Tia held on to her longer than the rest and whispered in her ear, “Perla Angel de la Muerte.”
Sin swallowed her tears and huffed. “Si, Tia, yo soy la Perla Angel.”
For possibly the first time, Sin believed the words as she repeated them.
Letting go of Tia, she looked around the room at all the implements of torture that were planned for Tia and the other girls.
I am the ‘Pearl Angel of Death,’ she thought, and I will hunt and find each and every one of those people.
47
Sin sat on the beach and watched as Maria splashed in the water with Tia. Alejandra was nearby, laughing.
Ten days had passed since everything went down at the church. Unknown to everyone but her, Charlie had recovered the hard drive from the studio and discovered the addresses of all the participants or ‘guests’ as they were called. He used NSA software as well as the computer IP addresses to help nail down their locations.

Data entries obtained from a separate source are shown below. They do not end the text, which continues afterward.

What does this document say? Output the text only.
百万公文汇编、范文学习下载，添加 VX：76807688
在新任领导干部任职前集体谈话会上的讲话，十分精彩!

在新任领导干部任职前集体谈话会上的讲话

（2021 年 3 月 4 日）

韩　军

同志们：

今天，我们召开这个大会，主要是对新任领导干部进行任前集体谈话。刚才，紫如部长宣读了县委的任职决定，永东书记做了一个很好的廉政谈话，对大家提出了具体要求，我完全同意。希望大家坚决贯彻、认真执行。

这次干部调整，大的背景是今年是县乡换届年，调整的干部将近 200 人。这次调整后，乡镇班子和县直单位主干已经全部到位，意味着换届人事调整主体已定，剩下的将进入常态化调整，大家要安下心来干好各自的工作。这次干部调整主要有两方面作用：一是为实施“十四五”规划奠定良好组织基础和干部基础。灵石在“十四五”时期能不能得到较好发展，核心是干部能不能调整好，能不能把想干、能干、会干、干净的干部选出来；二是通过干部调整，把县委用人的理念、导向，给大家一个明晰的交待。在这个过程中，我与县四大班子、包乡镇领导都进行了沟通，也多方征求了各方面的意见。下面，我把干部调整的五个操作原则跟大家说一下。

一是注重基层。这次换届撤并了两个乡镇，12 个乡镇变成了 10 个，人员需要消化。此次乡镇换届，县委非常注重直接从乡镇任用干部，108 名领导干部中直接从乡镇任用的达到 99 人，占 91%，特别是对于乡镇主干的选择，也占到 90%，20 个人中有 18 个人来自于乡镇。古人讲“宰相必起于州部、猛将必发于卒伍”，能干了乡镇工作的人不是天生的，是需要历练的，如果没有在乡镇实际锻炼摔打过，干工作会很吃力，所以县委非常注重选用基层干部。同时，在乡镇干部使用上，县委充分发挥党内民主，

All but one―El Presidente.
Using the information found on the hard drive, Charlie had been able to trace the internet feed back to a computer somewhere in D.C. but no further. Every time he had a bead on its whereabouts, it seemed to move. What was evident was the fact that the identity of El Presidente and the mole were one and the same.
“How’s Thomas?”
Sin smiled weakly at Charlie’s voice. Her demeanor saddened by the question. “He’s fading. Hospice is at the house on twenty-four hour crisis care. Carmelita and her rosary beads haven’t left his side.”
“I’m sorry, Sinclair.” Charlie sat beside her. “He is a tough old bird. It seems he was just waiting to make peace with you before succumbing to the inevitable.”
Sin scooped up a handful of sand and let it slide through her fingers like water through a sieve. “I know. I should be there with Carmelita, but I needed to clear my head.”
“Are you up to discussing some business?”
Sin nodded. “Even that shit will be a distraction. What do you have?”
“A couple of things. First,” Charlie said, “we need to hit the ‘guests’ before they catch wind that they have been identified. If the mole figures out that I’ve identified them and tracked down their physical addresses, they will scatter like roaches to light.”
Sin leaned back on her elbows and took a deep breath; her attention still on the girls. “Do you think it’s possible for them to recover their innocence?”
Charlie looked out at the water. “They’re young. They’ll be all right.” His attention turned to Sin. She seemed miles away. “Sinclair, I need you to listen to me, this mission isn’t over.”
She turned to Charlie, her hair blowing across her face with a gust of wind.
“What is the second thing you needed to talk about?”
“Has Graham tried to reach you?”
“Yeah, he’s lighting up my phone like it’s the freakin’ Fourth of July. He even came down here looking for me.”
“And?”
“And Carmelita told him she hadn’t seen me since I left Tumbleboat seven years ago. My bike is in your hangar, so he had no way of disputing her words.”
“Yeah, well, he’s been pretty persistent. He keeps calling me, also.”
“Hit ignore, he’ll get the drift, eventually.”